Il riscaldamento climatico cambia la geografia del vino

Il riscaldamento climatico cambia la geografia del vino

Aprile 01, 2020 - 06:07

I cambiamenti climatici stanno incidendo sulle produzioni di vino. La Svezia si scopre paese vinicolo e l'Aglianico potrebbe diventare ticinese.

I viticoltori si stanno confrontando con il riscaldamento climatico e in futuro, probabilmente, lo saranno sempre più. Si tratta di un problema per coloro che si trovano confrontati con temperature troppo alte, ma per qualcuno questa è un'opportunità.

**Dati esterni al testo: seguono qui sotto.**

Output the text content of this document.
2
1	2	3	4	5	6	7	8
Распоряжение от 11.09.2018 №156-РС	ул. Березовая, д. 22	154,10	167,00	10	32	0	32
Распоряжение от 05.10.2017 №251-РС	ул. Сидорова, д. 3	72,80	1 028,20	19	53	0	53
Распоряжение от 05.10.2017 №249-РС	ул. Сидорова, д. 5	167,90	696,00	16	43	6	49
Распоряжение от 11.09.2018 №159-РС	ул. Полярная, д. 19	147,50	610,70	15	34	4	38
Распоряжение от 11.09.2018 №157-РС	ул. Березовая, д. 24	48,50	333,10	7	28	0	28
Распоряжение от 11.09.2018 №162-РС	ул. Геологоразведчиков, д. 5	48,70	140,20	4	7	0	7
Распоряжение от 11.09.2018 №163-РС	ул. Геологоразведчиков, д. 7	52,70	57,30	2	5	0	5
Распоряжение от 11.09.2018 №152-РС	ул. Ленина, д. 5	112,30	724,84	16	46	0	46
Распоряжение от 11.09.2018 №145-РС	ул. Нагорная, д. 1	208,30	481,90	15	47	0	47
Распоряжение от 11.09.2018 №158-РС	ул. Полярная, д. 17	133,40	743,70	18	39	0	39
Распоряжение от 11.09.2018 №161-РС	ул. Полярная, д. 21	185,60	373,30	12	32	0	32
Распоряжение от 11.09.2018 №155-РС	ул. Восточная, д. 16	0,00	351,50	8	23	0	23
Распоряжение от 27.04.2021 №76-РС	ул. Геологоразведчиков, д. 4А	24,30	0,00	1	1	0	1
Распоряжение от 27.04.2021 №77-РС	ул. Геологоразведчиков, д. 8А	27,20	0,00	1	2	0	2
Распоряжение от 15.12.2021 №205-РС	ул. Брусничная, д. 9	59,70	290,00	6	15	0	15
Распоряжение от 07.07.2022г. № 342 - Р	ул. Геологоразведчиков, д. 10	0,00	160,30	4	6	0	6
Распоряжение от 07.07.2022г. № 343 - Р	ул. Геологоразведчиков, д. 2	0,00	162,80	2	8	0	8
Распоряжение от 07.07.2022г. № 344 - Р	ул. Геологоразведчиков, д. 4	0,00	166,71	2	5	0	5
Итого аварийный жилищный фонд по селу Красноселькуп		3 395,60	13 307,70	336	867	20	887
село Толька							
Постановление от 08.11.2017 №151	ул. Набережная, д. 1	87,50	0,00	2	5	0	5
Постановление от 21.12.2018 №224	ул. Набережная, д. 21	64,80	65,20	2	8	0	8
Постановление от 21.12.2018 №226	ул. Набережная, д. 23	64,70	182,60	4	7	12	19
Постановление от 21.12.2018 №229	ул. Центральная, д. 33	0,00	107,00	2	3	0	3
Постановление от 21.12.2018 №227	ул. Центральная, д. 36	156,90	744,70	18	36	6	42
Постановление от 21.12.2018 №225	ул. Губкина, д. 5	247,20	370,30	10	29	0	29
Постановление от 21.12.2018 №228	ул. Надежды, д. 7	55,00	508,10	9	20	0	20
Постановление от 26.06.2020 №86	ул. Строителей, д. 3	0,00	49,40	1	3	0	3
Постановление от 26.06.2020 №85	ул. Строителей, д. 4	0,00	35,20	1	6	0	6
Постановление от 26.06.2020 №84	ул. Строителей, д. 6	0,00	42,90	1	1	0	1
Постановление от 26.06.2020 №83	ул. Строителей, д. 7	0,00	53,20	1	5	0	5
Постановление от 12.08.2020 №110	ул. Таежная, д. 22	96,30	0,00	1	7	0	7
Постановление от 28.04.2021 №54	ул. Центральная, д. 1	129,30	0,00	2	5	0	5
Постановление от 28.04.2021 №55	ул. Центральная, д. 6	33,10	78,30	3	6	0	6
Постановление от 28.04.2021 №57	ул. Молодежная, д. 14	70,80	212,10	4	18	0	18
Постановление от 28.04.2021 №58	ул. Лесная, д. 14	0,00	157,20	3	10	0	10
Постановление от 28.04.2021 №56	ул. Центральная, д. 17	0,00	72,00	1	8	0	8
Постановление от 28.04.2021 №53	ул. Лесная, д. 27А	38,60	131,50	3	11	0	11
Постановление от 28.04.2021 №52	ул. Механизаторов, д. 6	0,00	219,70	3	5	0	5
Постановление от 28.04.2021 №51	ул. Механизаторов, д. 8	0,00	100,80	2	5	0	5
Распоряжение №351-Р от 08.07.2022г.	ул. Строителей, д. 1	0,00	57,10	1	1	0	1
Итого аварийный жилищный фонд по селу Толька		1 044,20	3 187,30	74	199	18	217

Hakan Hansson, produttore svedese di vino, al quotidiano britannico The Guardian ha affermato che "ora abbiamo un mese d'estate in più. E gli inverni non sono più come una volta. Ecco perché possiamo produrre vino, e perché cinquanta anni fa non potevamo".

Come indicato da Elena Tebano sulla versione digitale del Corriere della Sera, però, la Svezia non è ancora un grande produttore di vino, in quanto "nel 2019 ha prodotto meno di 450'000 litri". Come ben indicato da Tebano, quale termine di paragone, nello stesso anno "la sola Francia ne ha prodotti 4,5 miliardi (di litri di vino, ndr.), l'Italia 4,9".

Per i paesi europei più a sud, però, le temperature sempre più alte complicano la produzione. In base alle spiegazioni del Corriere della Sera, "in Spagna e in Italia, i viticoltori si stanno spostando ad altitudini più elevate e stanno piantando su pendii esposti a nord per evitare che le temperature record facciano maturare le uve troppo velocemente, aumentando il loro contenuto di zuccheri e alcol a livelli inaccettabili e alterando irreversibilmente il loro sapore".

In Ticino, invece, i viticoltori ticinesi già due anni fa segnalavano "vendemmie sempre più precoci a causa soprattutto di estati sempre più calde", come riportato dal sito della RSI. Nel nostro cantone, il Merlot non sembrerebbe essere particolarmente minacciato, ma potrebbe presto trovare la compagnia di vini che oggi si coltivano più a sud. L'Aglianico, ad esempio, potrebbe trovare il proprio habitat alle nostre latitudini.